Often after a full reseed I find the best bits of the field are the headlands which have been turned on a few times.use a flat roll prefer it to a Cambridge.

Bought a Watson rota-roll best 6.5k I spent in a while.heavy too around 5+ tonne.
 

Dry Rot

Member
Livestock Farmer
Grassland is perfectly suited to looking after itself , itswhat man does that couses the damage , every field is like its own book , you need to read that book before you do anything ,
All my silage fields will be getting is a roll around the headlands , the tack sheep tend to drag the odd stone from the hedge bottoms
I feal sorry for those fields that have been poached in the Autumn only to find as soon as the spring into life in the spring the nasty farmer crushes the life out of them with a 10 ton roller
@Sam said something last year that he did not use a flat roll on grass seeds , I've always used a flatt roll thinking it's important to get seeds in firm , I got caught with last years torrents of rain , would have been far more successful using a ring roll , especially on the turnips
Again, it depends on your land. I am on sand here and I envy you your stones (seriously!).

Soon after I moved in 40 years ago, an agricultural adviser told me the best roller was the tractor tyre, literally driving round and round the field putting one wheel mark next to another. A heavy roller, he said, just pushes a little ridge ahead of the roller not compressing much at all. He was right about that, certainly with dry sand. But timing to get the soil moist during establishment is probably more important for me.

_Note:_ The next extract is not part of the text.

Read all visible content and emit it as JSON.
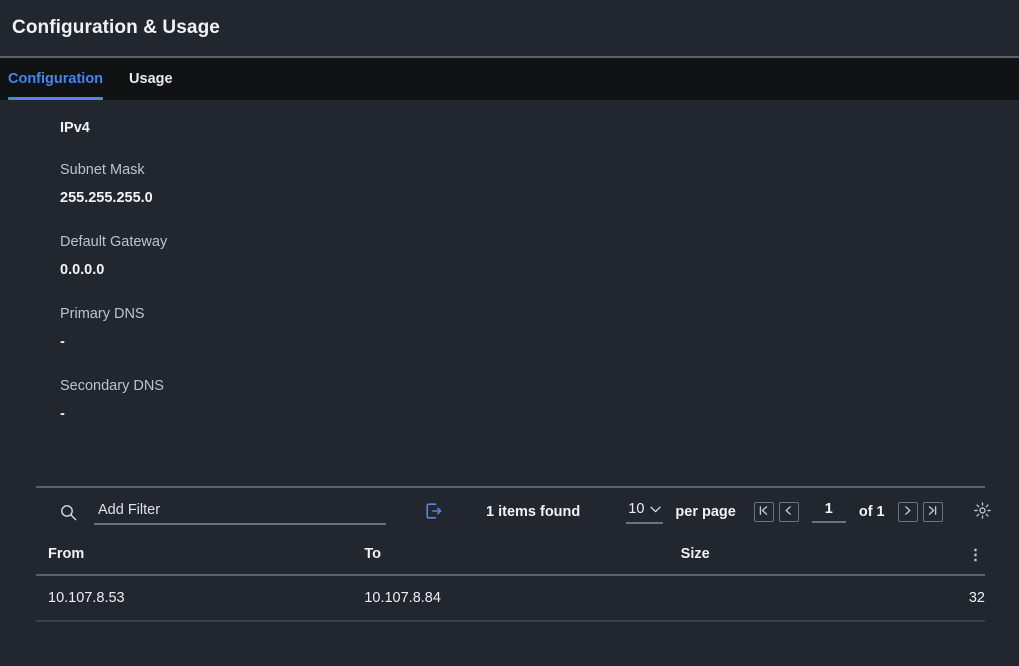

I've been out with chain harrows and the roller because two years fallow encouraged the moles and the fields were like a relief map of the Somme. The only time to get them flat is now when the sand is reasonably damp. Sand here is firm when it is dry and I have been able to drive over all the fields with the Land Rover most of the winter.
 

DrWazzock

Member
Arable Farmer
Location
Lincolnshire
I find if the roller isn’t filled well up then the sloshing makes an annoying jolt on the tractor drawbar.
Don’t think we’ll be using it all this spring. It would be like rolling pastry.